We were able to distribute 45 Easter food baskets for elderly Navajo shut-ins and give them an invitation to church. Our work crews built a horse and sheep corral for an elderly couple, installed 400’ of much-needed fence on the mission and completed a French drain and retaining wall for one of the buildings on the mission. Our teens also made a gourmet steak dinner for about 50 of the school and mission workers the staff appreciation evening, complete with some fun dancing afterward! On Sunday, we served a meal to the locals after church and played some fun games with them as well.
One of the highlights of the trip was hearing from some dear Navajo friends, who Scott and Andie met in college at Ft. Lewis years ago. For the past 25 years, Dino and Nanette have been faithfully serving on the reservation and they came to share their testimony and lead a discussion on the cultural differences between the Navajo and us. Many in our team also got close to an older woman named Ada (pictured with Andie below) who grew up near Immanuel Mission. She shared the story of her being sent to a boarding school when she was only 6 where they cut off all her hair and forbade her from speaking in Navajo in order to produce ‘cultural assimilation’. I had just finished reading the book This Tender Land by William Kent Krueger which tells the story of the Native American boarding schools so her life story came alive as she shared! I highly recommend that book if you want to see history through the eyes of a native child. It is so good for all of us to enter into another culture, learn from them, and serve them.

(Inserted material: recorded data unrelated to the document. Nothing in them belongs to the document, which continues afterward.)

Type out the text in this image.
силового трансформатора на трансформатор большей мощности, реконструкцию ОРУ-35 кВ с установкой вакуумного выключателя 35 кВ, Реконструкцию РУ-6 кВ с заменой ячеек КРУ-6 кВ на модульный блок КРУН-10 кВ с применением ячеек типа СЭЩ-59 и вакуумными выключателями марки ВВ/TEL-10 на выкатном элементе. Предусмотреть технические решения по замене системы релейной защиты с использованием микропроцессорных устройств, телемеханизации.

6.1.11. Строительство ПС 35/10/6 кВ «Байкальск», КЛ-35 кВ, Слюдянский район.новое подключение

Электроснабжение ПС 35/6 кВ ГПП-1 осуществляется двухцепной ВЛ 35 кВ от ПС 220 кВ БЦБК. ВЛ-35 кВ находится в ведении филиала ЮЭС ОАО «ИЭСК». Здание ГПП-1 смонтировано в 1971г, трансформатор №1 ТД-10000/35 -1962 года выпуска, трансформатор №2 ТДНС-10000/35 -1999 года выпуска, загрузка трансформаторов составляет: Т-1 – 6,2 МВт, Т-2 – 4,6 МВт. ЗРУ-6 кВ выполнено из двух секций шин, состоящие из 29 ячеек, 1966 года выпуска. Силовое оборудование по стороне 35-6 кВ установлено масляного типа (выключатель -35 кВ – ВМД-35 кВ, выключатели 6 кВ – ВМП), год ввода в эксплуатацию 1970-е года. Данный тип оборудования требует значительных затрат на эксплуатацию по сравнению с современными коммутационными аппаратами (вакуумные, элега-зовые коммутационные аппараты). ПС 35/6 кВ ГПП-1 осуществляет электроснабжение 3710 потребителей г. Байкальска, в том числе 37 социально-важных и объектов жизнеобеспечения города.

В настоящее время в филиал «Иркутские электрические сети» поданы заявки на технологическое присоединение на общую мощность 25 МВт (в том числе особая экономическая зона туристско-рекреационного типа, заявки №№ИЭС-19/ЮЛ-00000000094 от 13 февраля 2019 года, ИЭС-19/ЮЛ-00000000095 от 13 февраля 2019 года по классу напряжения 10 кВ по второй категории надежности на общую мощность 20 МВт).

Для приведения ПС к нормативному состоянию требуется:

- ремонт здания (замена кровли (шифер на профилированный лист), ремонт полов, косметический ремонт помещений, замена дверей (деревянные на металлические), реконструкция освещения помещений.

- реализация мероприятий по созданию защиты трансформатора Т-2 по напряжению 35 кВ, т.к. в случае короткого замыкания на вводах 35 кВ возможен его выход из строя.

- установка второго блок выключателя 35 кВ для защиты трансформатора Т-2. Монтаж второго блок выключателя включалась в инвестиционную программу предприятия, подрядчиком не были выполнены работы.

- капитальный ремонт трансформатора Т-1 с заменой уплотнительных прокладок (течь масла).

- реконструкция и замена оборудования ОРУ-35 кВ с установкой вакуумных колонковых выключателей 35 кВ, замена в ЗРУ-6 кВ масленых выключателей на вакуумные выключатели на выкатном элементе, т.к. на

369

The final highlight of the trip was an abandoned litter of 7 adorable puppies that one of the work crews found out in the field while on their project. Packs of abandoned dogs who go feral are a big problem to the school there as they become aggressive to the school children and need to be put down. So we agreed, to the great rejoicing of all the kids, to bring them back to Denver and they all got adopted! It was a fun way to end a great trip!